Question

A projectile is thrown at an angle $\theta$ from the horizontal with velocity 'u' under the gravitation field of the earth. Derive expressions for its:

a)Time of its flight

b)Height

c)Horizontal Range

Answer 1

$\text{Step 1: Time of flight calculation [Refer Fig.]}$

For calculation of time of flight, we always apply equations of motion in vertical direction.

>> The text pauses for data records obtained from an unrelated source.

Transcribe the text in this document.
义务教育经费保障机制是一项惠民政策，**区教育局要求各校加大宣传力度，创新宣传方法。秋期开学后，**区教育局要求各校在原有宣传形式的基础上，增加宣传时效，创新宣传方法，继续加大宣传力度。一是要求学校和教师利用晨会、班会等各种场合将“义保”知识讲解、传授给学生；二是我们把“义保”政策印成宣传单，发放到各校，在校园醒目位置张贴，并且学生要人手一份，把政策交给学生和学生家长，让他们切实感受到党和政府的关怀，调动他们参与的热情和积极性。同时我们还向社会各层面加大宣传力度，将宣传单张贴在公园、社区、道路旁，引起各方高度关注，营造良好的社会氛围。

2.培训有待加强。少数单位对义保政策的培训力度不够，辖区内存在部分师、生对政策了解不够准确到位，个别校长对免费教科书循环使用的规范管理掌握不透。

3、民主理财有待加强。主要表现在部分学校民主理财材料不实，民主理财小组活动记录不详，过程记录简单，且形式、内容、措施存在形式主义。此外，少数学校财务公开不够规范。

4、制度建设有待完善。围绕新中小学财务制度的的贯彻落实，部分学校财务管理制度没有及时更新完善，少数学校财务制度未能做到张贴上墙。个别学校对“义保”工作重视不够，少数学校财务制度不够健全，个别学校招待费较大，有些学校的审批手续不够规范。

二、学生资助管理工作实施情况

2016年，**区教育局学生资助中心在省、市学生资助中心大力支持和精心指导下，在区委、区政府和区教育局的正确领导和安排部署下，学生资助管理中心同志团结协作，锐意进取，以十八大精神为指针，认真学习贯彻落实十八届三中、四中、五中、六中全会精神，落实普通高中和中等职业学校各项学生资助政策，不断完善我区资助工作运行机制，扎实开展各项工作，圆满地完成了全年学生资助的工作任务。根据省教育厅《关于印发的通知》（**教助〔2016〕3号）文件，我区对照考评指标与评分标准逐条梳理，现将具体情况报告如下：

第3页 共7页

Since vertical acceleration $g$ is constant, therefore applying equation of motion in $y$ direction

Motion from O to B:

$S_y=$ Total displacement in $y=0$; $u_y=u\sin \theta ;a_y=-g$

$S_y=u_{y}t+\frac{1}{2}{a}_y{t}^2$

$\Rightarrow$ $0=u\sin \theta t-\frac{1}{2}g{t}^2$

$\Rightarrow$ $t=\frac{2u\sin \theta }{g}$

$\text{Step 2: Horizontal range in x direction}$

$u_x=u\cos \theta ;a_x=0;s_x=R$

Since acceleration is zero in $x$ direction

So, $S_x=u_{x}t$

$\Rightarrow$ $R=u\cos \theta \times \frac{2u\sin \theta }{g}$

$\Rightarrow$ $R=\frac{u^2\sin 2\theta }{g}$

$\text{Step 3: Maximum height}$

From Figure, at maximum height only horizontal component of velocity is present, vertical component becomes zero,

So, Applying $e{q}^n$ of motion in $y$ direction between $OA$

$u_y=u\sin \theta ;v_y=0,a_y=-g$, $s_y=H$

$v_y^2-u_y^2=2a_y{s}_y$

$\Rightarrow$ $0^2-(u\sin \theta {)}^2=-2gH$

$\Rightarrow$ $H=\frac{u^2{\sin }^2\theta }{2g}$